In April 2014, Nokia recalled the AC-300 travel charger for the Lumia 2520 after it was discovered that the cover on its plug could separate and expose internal parts, posing an electric shock hazard when in use. While sold as an accessory in the United States, it was bundled with European models; as a result, Nokia also suspended sales of the Lumia 2520 in Austria, Denmark, Finland, Germany, Russia, and Switzerland, and the United Kingdom.

== Hardware ==
The Lumia 2520 uses a quad-core, 2.2 GHz Qualcomm Snapdragon 800 system-on-chip with 2 GB of RAM and support for LTE networks, and has either 32 or 64 GB of internal storage which can be expanded up to 64 GB with a MicroSD card. Its display is a 10.1-inch (26 cm), 1080p IPS panel with Nokia's "ClearBlack" technology, coated with Corning Gorilla Glass 2. The Lumia 2520 also includes an 8000 mAh battery rated for 10 hours of use, a 6.7-megapixel rear-facing camera identical to that of the Lumia 720, micro HDMI and USB 3.0 ports, and a proprietary dock connector. The Lumia 2520's hardware design uses a similar polycarbonate-based style to Nokia's line of Lumia smartphones, available in either red, cyan, black, or white finishes. An optional keyboard dock accessory known as the "Power Keyboard" adds a keyboard, kickstand, two full-sized USB ports and a supplemental battery, rated for 5 hours of additional use.

== Software ==
As the Lumia 2520 uses the ARM architecture rather than x86, it runs the Windows RT 8.1 operating system. It can only run Windows Store apps and, like all Windows RT products, is pre-loaded with Microsoft Office RT. In common with all Lumia products, it comes with a suite of exclusive Nokia-provided apps, such as a customized Nokia Camera app, Here Maps, MixRadio, Storyteller, and Video Director. A unique augmented reality game, DreamWorks Dragons Adventure, is also included.

== Reception ==
The Lumia 2520 was released to positive reviews; early reviews praised the tablet for its display and design, and praised its performance for showing a notable improvement over early Windows RT devices such as the first-generation Surface.

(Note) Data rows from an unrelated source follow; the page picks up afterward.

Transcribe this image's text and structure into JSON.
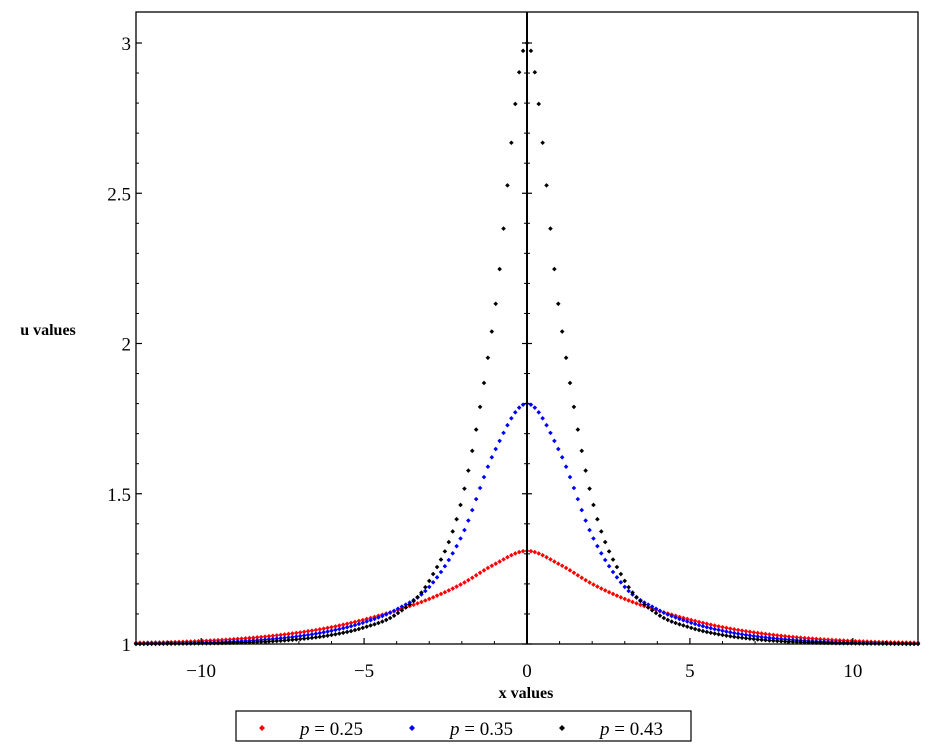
{
  "chart_data": {
    "type": "scatter",
    "xlabel": "x values",
    "ylabel": "u values",
    "xlim": [
      -12,
      12
    ],
    "ylim": [
      1,
      3.1
    ],
    "x_ticks": [
      -10,
      -5,
      0,
      5,
      10
    ],
    "x_tick_labels": [
      "−10",
      "−5",
      "0",
      "5",
      "10"
    ],
    "y_ticks": [
      1,
      1.5,
      2,
      2.5,
      3
    ],
    "y_tick_labels": [
      "1",
      "1.5",
      "2",
      "2.5",
      "3"
    ],
    "grid": false,
    "legend_position": "bottom",
    "x": [
      -12,
      -11,
      -10,
      -9,
      -8,
      -7,
      -6,
      -5,
      -4,
      -3,
      -2,
      -1,
      0,
      1,
      2,
      3,
      4,
      5,
      6,
      7,
      8,
      9,
      10,
      11,
      12
    ],
    "series": [
      {
        "name": "p = 0.25",
        "legend_var": "p",
        "legend_value": " = 0.25",
        "color": "#ff0000",
        "values": [
          1.004,
          1.006,
          1.01,
          1.016,
          1.025,
          1.038,
          1.056,
          1.081,
          1.112,
          1.15,
          1.2,
          1.265,
          1.31,
          1.265,
          1.2,
          1.15,
          1.112,
          1.081,
          1.056,
          1.038,
          1.025,
          1.016,
          1.01,
          1.006,
          1.004
        ]
      },
      {
        "name": "p = 0.35",
        "legend_var": "p",
        "legend_value": " = 0.35",
        "color": "#0000ff",
        "values": [
          1.001,
          1.002,
          1.004,
          1.008,
          1.015,
          1.026,
          1.044,
          1.072,
          1.115,
          1.19,
          1.36,
          1.64,
          1.8,
          1.64,
          1.36,
          1.19,
          1.115,
          1.072,
          1.044,
          1.026,
          1.015,
          1.008,
          1.004,
          1.002,
          1.001
        ]
      },
      {
        "name": "p = 0.43",
        "legend_var": "p",
        "legend_value": " = 0.43",
        "color": "#000000",
        "values": [
          1.0,
          1.001,
          1.002,
          1.004,
          1.008,
          1.016,
          1.03,
          1.055,
          1.1,
          1.21,
          1.48,
          2.1,
          3.0,
          2.1,
          1.48,
          1.21,
          1.1,
          1.055,
          1.03,
          1.016,
          1.008,
          1.004,
          1.002,
          1.001,
          1.0
        ]
      }
    ]
  }
}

Engadget gave the Lumia 2520 a 79 out of 100, considering it to be a "strong" entry into the Windows tablet market, but criticizing the limitations of Windows RT and the poor Windows Store app selection, the fact that there was no Wi-Fi-only model, the keyboard dock's key layout being too "cramped", and the dock's kickstand was criticized for echoing the design of the original Microsoft Surface, which was poor for "in-lap" use because it only had one angle. However, the Lumia 2520 was praised for having a light build, and a relatively better camera than other tablets (but criticizing the quality of its video recording, describing it as an afterthought). The battery life of the device was noted for being even longer than Nokia claimed, reaching 13 and a half hours of video playback with Wi-Fi enabled and the display on 50% brightness. The Verge believed that the Lumia 2520 had better performance than the Microsoft Surface 2, and was more "portable" due to its LTE support, but criticized the keyboard dock for being too heavy, and shared concerns surrounding the application selection for Windows Store.